Revisiting rest
My big theme for 2024 is rest. I’ve been feeling like I’m not keeping that very top of mind, and that I’ve been getting some interesting new angles on rest from my Zen reading and practice.
Something to note is that I tend to be an active relaxer. My MC SWARM of things I find relaxing are more active than passive.
A little grip: notice the wider space that contains “this” and “not-this”. Rest, inactivity, is the wider space that contains not-rest, activity.
Like a sneeze
The trying and not-trying is a bit like a sneeze. There’s some intentionality, but it only happens if you don’t think about it too hard. The results is a release, not applied effort.
Spotted in How to do the jhanas.
Gathering more threads
Three strands:
- the centre;
- the edges;
- the changes.
Three aspects:
- soft-eyed acceptance;
- short-term focus;
- slow-and-steady pace.
It can be tricky because work in particular requires (uh…) hard eyes. Tight, conceptual, focus.
MC SWARM RRR
I’m not much of a hiker, but I do like walking. And I do like analogies.
- A compass. Long-term goal. More like a navigational heading.
- A good pace. Slow and steady. Sustained effort.
- A good plan. Rhythm more than routine.
- A route. Short, fixed-time or -term, goal(s) that move in that direction.
- A keen eye. Soft eyes on the journey.
The rougher notes
- Refining. Choosing, selecting, wittling, winnowing. Sort like Research, Remix, Replay.
- Soft eyes. Slow and steady, sustained, broad attention.
- Mastery. Long term practice, with a gentle goal of getting better.
- Limits, constraints, time-bound.
- Rhythm more than routine.
- A mixture, alternation, of high peaks and troughs and mostly calm, even, smooth.
SNAIW 🐌
Slow down and just pay more detailed attention.
- Slow your tempo.

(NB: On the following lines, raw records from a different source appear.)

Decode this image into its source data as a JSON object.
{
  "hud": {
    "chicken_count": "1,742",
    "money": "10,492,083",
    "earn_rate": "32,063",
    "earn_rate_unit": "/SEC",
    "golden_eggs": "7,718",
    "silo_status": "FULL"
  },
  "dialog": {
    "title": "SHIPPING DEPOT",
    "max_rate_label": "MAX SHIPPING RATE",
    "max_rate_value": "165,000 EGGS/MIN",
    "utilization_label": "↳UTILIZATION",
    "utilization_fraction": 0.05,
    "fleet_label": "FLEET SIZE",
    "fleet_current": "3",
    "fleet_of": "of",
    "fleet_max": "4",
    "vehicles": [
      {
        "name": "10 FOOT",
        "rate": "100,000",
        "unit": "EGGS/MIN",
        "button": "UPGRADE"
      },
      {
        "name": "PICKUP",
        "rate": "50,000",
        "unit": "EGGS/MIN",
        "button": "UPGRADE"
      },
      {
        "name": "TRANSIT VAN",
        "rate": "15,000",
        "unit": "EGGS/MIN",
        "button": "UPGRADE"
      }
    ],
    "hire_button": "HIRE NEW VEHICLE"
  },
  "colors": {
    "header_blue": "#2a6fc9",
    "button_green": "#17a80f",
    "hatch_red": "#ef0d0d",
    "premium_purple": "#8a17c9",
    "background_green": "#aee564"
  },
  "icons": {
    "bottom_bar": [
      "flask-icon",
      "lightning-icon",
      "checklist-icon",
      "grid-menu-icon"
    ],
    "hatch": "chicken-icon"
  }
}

Be patient, wait a little longer.
- Notice what’s arising. Name the emotions and feeling tones.
- Accept things as they are. Give everything a warm welcome.
- Investigate the embodied sense of it.
- Watch it pass away. Let it go.
Like SNAIL, but “watch it pass away” feels like a more active framing, which works better for me.
Slow, Accept, Open
- Slow your tempo. Take a few deep breaths.
- Accept things as they are. Stop pushing. Stop pulling.
- Open up. Soften, and rest in the wider space of this and not-this, of awareness.
When you can’t do a step, don’t fight it. Just notice how it feels.
Even though the movement is a relaxation, a letting go, it still helps me, for now, to have a more active framing. I realise this is perhaps sort of missing the point.
Summary
- Pushing/pulling, doing, thinking, creates separation, creates suffering.
- Rest in the wider space of awareness, of nonduality, of this and not-this.
- Soften up, open up.
- Slow your tempo. Spend more time, deeper attention.
Suffering
- Thinking, doing, running away, creates separation, creates suffering.
- The greater the push/pull, the greater the suffering.
- Recognise your suffering.
- Pause, sit still, feel the discomfort.
Rest
- Rest is inclusive.
- Rest is the wider space of awareness.
- Give everything a warm welcome. Even resistance.
- Allow everything to be exactly as it is.
- Rest in the wider space of this and not-this.
- Recognise that suffering and happiness are not separate, can coexist.
- Soften up, open up.
- Meet your edge and soften.
- Not-doing. Not-thinking. Just be.
- Just as in: nothing else but; only being; not turning away; no “in order to.”
- Slow your tempo. Give more time.
- Pay more, deeper, attention.
Active relaxing
- Deep attention is restful and restorative.
- Go for frequent, small, walks.
- Do the thing to bring about the mood; don’t wait for the mood to do the thing.
These are from revisiting: notes on a few books on rest; notes from a few things on acceptance; gathered notes on acceptance and on acceptance and opening; a small collection on acceptance and resistance; tiny posts on acceptance.
Added 2024-07-27, last updated 2024-08-11.